Now, standing near her, he saw that the change was not confined to her hair. The sloppy jacket and slacks had gone. She was wearing a long, pale-yellow dress of lawn. Finely pleated, it fell, from where it was gathered at the breast by two gold cords, straight to her feet. She had on well-cut sandals of tooled leather. She looked fresh and cool as well as classical. He noticed how her straight nose, which before had seemed a little too long, now was suited by her new hair dressing; the straight, cleared brow and the chiseled line of the nose gave her a Greek profile. He saw, too, how much better she held herself. In her hand she held a sunbonnet.
“You look as though you had come out of one of Jane Austen’s novels,” he said. “Am I to call you Emma or Miss Bennett?”
“I’ve come over,” was her reply.
“Come over?”
“I told you. I’ve seen your point. The fi
esta, I think, made me realize that the poor present has found itself out! If we’re not to be dragooned and uniformed we have to have a style. The French are right: The style is the man—and the woman. If we stand for a way of life, we must stand for it—not lounge about listlessly. We stand for rationalism, for the way of life that made this country a model for the world, but from which it’s been drifting away. And we have a style. We needn’t go Spanish and bad baroque. We needn’t wait to be stripped to a dismal shirt by a dictator. We needn’t wait to be uniformed if we’ll revive our own tonic fashion.”

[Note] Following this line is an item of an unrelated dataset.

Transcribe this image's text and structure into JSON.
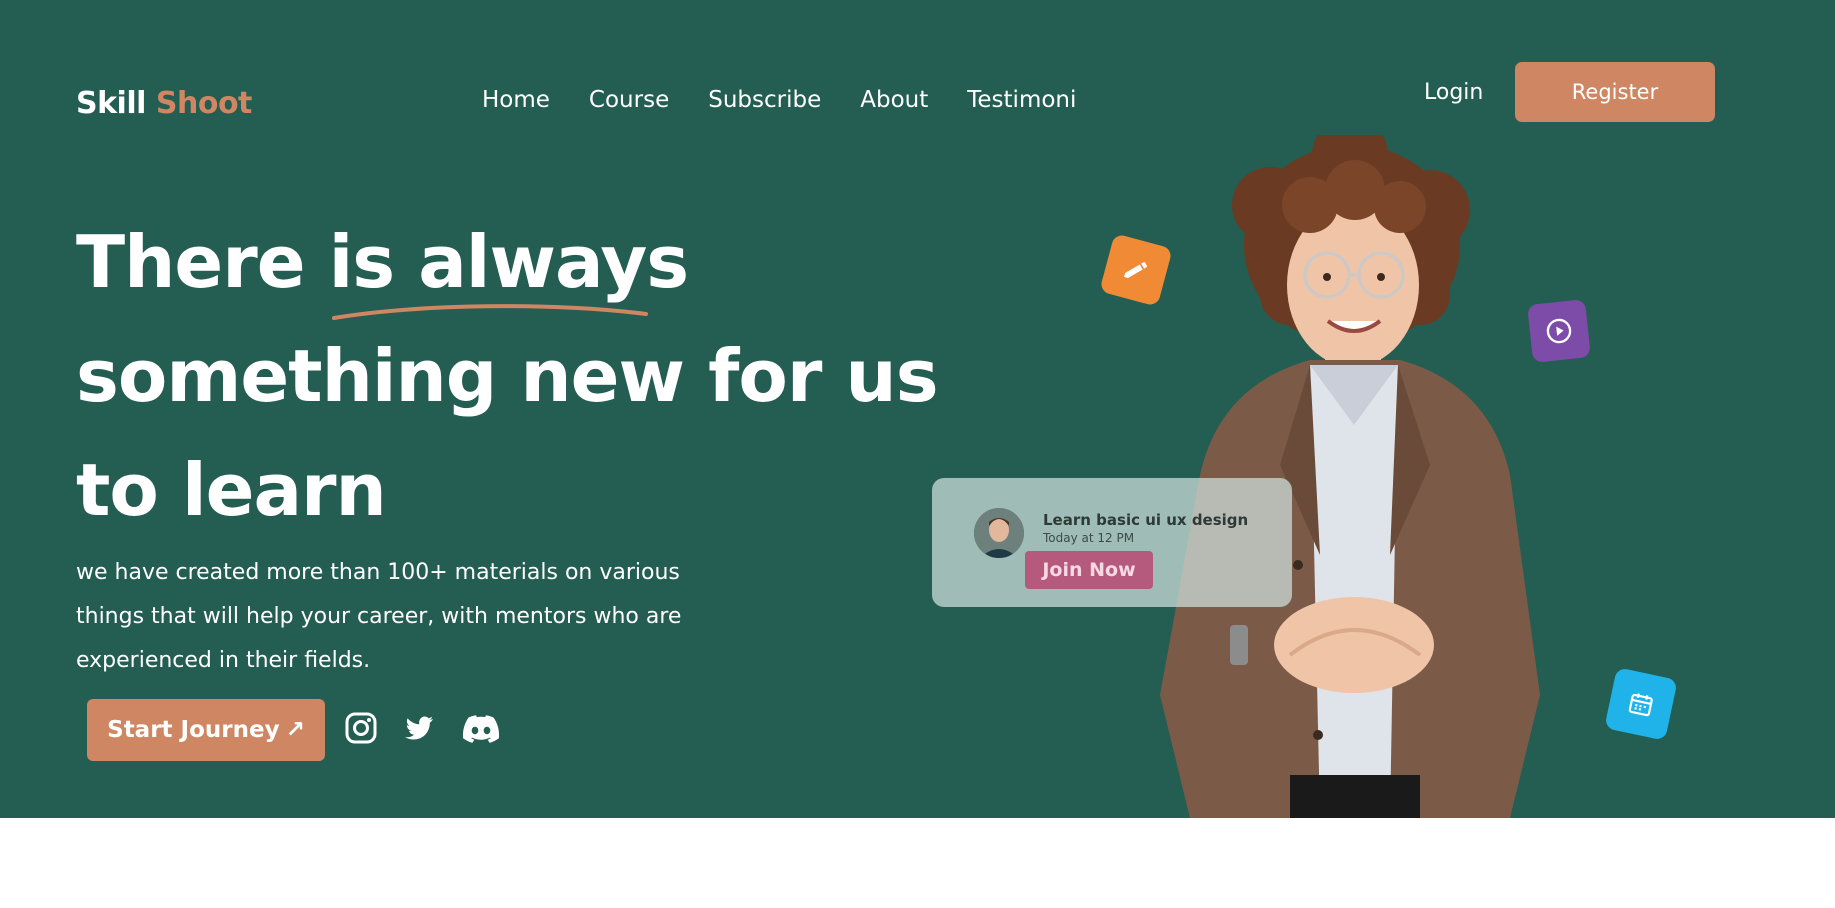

It was, of course, just the kind of thing which Irene had said to him, on his inspiration. But now it sounded different, again. He suddenly felt at his ease. He realized that he had been frightened of her because he thought she would laugh at him for venturing to dress in a specific style. They sat down together. He was quite ready to take up the theme and instruct her.
“You see, that was the rational, streamlined age. You can’t really age it; it never gets out of date; it’s just style at its best, most finished, most functional. All our present so-called functionalism is simply angularity let rule humanity. It can never reflect itself in costume—which all living architecture always does—as the Adams’ style in building gave rise to the clothes we are bringing back.”
“I came across a saying of Michaelangelo’s the other day,” she was able to back him up, “that architecture can never be understood without the study of anatomy.”
“That’s it: the tailor makes in cloth the theme-model which the architect renders in masonry.”
After that he never felt ill at ease with her again. His two needs, self-admiration and someone to mirror him, were met. He was free to fall in love again after his fashion, and he did. She would echo him, but as soon as he wished for a short rest from that reflection he found in her a charming variation on his own theme. When he was tired of unison she could harmonize quite entertainingly.
They parted when he had just time to get up to Kermit’s place and back in time to change for dinner. As they parted, for the first time a definite appointment was made, a clear clandestinity recognized.